I completed my MBA from the University of Washington Foster School of Business in June 2020 at the beginning of the pandemic and then took several months off. While travelling across the U.S., I mountain biked in all of the 24 states I passed through and started working on Fresh Grease full time when I returned to Seattle. Previously, I held various positions in engineering, project management, and manufacturing operations.
Thet joined us as a founding team member after earning her master’s degree in Information Management from the UW iSchool. In addition to Thet’s skills and experience working with data, she has experience in marketing and business, including a stint as an undergrad cofounding a Korea-based investment firm. Thet recently began riding bikes at the start of the pandemic, is insanely good at Tetris (ranked), and proud parent of cats Sushi and Donut!
In addition to our founding team members, we’re supported by a contract product team led by Ross O’Brien. Ross is an experienced full-stack developer in the startup space and biked across the U.S. this past summer. Other team members include Tim Crowley and Jake Paulson-Palmer, full-stack developers, and UI/UX Design consultant Sarah Vaughn.

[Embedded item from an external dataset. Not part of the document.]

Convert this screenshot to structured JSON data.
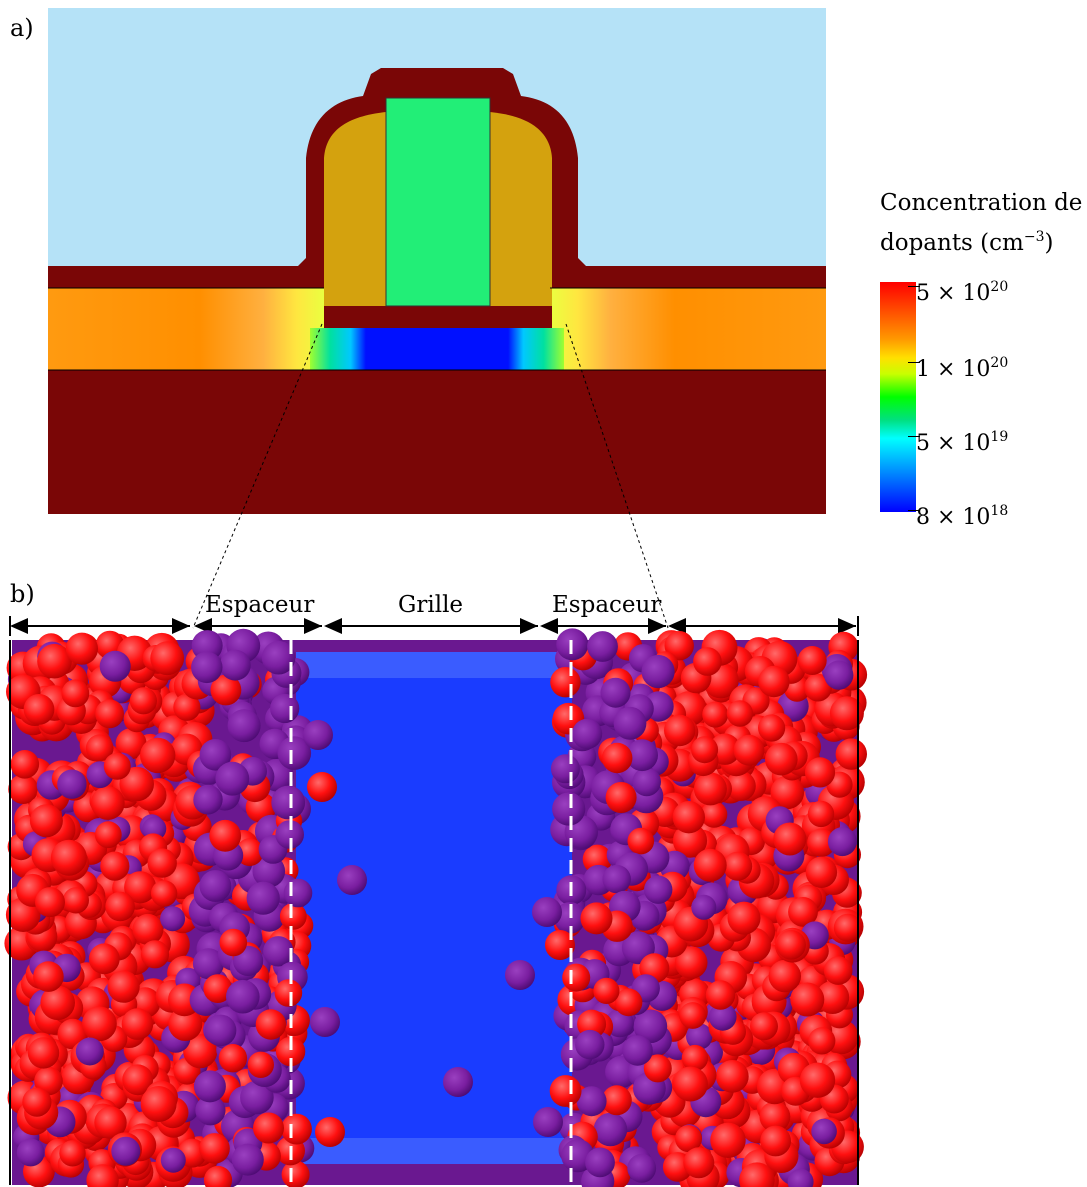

We are advised by Benn Bollay, CTO of Fusebit, and Aaron Kerson, CEO of PNW Components.
I also can’t talk about our team without talking about our friends who have been super supportive representing “Team Fresh Grease Racing” around town and on top of race podiums!

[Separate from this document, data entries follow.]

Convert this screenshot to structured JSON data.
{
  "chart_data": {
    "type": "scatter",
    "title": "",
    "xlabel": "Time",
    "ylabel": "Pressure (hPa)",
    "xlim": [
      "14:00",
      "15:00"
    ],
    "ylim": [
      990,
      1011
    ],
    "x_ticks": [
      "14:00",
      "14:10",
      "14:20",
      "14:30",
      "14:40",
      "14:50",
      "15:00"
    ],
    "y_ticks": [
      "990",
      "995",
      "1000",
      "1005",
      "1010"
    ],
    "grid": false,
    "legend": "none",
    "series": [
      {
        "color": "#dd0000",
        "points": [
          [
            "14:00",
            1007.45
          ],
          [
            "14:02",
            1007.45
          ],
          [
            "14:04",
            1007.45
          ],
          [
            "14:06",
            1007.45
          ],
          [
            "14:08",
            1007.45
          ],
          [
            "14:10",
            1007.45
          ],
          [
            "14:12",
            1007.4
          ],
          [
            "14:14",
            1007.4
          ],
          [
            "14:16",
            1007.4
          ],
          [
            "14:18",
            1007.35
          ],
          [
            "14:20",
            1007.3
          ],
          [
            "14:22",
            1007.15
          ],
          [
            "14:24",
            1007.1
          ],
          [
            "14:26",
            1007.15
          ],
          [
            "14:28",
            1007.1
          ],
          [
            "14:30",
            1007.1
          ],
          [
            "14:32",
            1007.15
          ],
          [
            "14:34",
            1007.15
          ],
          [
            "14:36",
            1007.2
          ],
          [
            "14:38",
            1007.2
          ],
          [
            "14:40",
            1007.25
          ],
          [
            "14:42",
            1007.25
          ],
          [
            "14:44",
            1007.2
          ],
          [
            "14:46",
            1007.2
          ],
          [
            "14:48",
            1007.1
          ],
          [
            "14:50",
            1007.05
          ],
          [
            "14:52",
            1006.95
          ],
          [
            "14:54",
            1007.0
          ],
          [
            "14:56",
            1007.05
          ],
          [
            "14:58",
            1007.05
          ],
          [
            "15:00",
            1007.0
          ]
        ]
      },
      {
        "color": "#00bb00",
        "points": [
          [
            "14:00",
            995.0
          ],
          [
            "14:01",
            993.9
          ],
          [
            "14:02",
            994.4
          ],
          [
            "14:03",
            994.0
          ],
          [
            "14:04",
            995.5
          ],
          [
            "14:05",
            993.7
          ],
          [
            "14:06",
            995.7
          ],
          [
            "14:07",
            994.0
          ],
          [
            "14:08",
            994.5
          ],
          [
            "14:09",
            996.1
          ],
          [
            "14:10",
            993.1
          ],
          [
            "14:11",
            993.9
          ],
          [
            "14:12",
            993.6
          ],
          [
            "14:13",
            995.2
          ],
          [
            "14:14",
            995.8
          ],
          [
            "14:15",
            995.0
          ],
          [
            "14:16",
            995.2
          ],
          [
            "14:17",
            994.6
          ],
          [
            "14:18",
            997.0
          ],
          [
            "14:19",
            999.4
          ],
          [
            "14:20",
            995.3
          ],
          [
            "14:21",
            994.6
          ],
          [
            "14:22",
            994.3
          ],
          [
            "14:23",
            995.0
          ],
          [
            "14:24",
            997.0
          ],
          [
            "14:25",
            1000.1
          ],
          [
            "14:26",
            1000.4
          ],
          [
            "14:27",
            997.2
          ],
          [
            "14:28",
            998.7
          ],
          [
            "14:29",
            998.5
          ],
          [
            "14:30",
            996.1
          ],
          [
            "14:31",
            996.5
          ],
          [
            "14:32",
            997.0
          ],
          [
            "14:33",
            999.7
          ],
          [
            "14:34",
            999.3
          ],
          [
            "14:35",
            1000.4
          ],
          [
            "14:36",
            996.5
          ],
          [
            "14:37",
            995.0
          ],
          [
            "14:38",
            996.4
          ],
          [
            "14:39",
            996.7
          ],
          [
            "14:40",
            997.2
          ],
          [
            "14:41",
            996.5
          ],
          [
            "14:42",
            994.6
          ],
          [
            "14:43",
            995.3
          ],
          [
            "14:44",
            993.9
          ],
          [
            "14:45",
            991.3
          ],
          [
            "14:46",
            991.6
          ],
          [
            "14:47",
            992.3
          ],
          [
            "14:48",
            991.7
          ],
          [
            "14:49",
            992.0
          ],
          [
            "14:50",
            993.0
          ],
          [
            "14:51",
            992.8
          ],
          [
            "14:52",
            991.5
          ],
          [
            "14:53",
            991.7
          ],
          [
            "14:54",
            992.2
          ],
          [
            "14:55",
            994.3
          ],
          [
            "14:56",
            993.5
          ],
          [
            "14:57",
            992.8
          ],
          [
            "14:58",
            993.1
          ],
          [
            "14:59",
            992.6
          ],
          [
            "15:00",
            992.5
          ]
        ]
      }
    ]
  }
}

What is your startup all about?
Fresh Grease helps cycling retailers convert and retain customers with software tools that help cyclists find compatible parts in seconds, using their bikes’ make, model, and year.
Bike parts are just the beginning for us — we want to be the first resource people use to find parts and manage maintenance for all the toys in their garage.

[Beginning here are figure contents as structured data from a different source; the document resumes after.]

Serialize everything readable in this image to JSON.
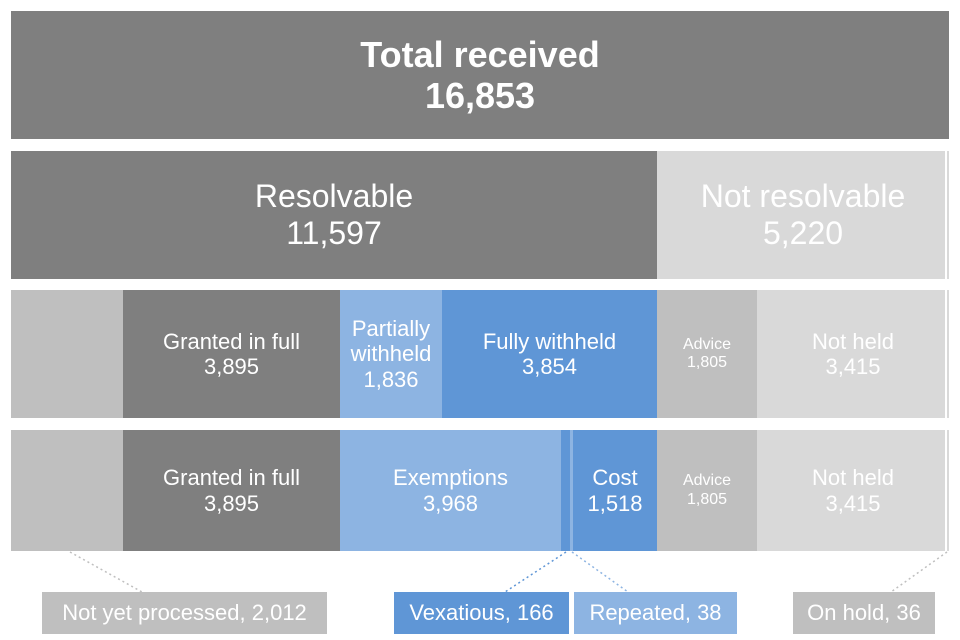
{
  "total": {
    "title": "Total received",
    "value": "16,853"
  },
  "row2": {
    "resolvable": {
      "label": "Resolvable",
      "value": "11,597"
    },
    "not_resolvable": {
      "label": "Not resolvable",
      "value": "5,220"
    }
  },
  "row3": {
    "granted": {
      "label": "Granted in full",
      "value": "3,895"
    },
    "partially": {
      "label_line1": "Partially",
      "label_line2": "withheld",
      "value": "1,836"
    },
    "fully": {
      "label": "Fully withheld",
      "value": "3,854"
    },
    "advice": {
      "label": "Advice",
      "value": "1,805"
    },
    "not_held": {
      "label": "Not held",
      "value": "3,415"
    }
  },
  "row4": {
    "granted": {
      "label": "Granted in full",
      "value": "3,895"
    },
    "exemptions": {
      "label": "Exemptions",
      "value": "3,968"
    },
    "cost": {
      "label": "Cost",
      "value": "1,518"
    },
    "advice": {
      "label": "Advice",
      "value": "1,805"
    },
    "not_held": {
      "label": "Not held",
      "value": "3,415"
    }
  },
  "callouts": {
    "not_yet_processed": "Not yet processed, 2,012",
    "vexatious": "Vexatious, 166",
    "repeated": "Repeated, 38",
    "on_hold": "On hold, 36"
  }
}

During our customer discovery process, we talked with hundreds of cyclists and boat, car, motorcycle, RV, and even snowmobile owners. We learned that finding the correct parts takes a lot of time in all of those industries, especially cycling, and researching what parts to buy is confusing and intimidating to many people. Our mission is to reduce friction by taking the compatibility barrier out of the equation.
As for CoMotion, Thet and I were looking for a place to connect in person a few times a week, right as the UW campus was opening back up. We stopped by for a tour of CoMotion Labs in September and claimed desks in October. In addition to whiteboards, UW library access, and free coffee, the CoMotion community has been super supportive and fun to be a part of!
What problem do you solve?
Figuring out what bike parts to buy is difficult and time-consuming for cyclists, especially online. Unlike the auto industry, where shopping for parts using a vehicle’s make, model, and year is standard everywhere, this doesn’t exist for bikes. Today, cyclists turn to forums, friends, and YouTube to make sense of confusing specifications and “standards.” Brands in the industry also lack direct relationships with customers in the digital world. We view this as a huge, missed opportunity.
What’s the latest?
We have a functional prototype, C-suite interest from nationally recognized outdoor brands, and signed deals for paid deployments with several retailers. We’re currently raising our pre-seed round to expand our database and begin pilot deployments in early 2022. Executing well at this stage puts us in a strong position to scale in the cycling industry and expand towards our vision.
Do you have any startup advice?
I’m early in my journey as an entrepreneur. It’s fun and challenging. You’ll try, make mistakes, and learn about many things–including yourself.
The first thing I’d tell anyone thinking about starting a business is to stop thinking about it and just start small. Start by asking potential customers about their problems, build a landing page, and try to get someone to pay for what you’re building. The worst case is you spend several hours a week hacking on an idea you thought was cool and learn something. The best case is there’s real opportunity in what you’re working on.
Once you’ve started, traction makes EVERYTHING else easier or unnecessary, and more is always better. All other activities (product, team, admin, fundraising, etc.) should support gaining traction with customers willing to pay for what you are building.
Lastly, entrepreneurship is hard… surround yourself with people who will support you when you need it most. This includes friends and family, mentors, advisors, and fellow entrepreneurs in similar stages of building their businesses.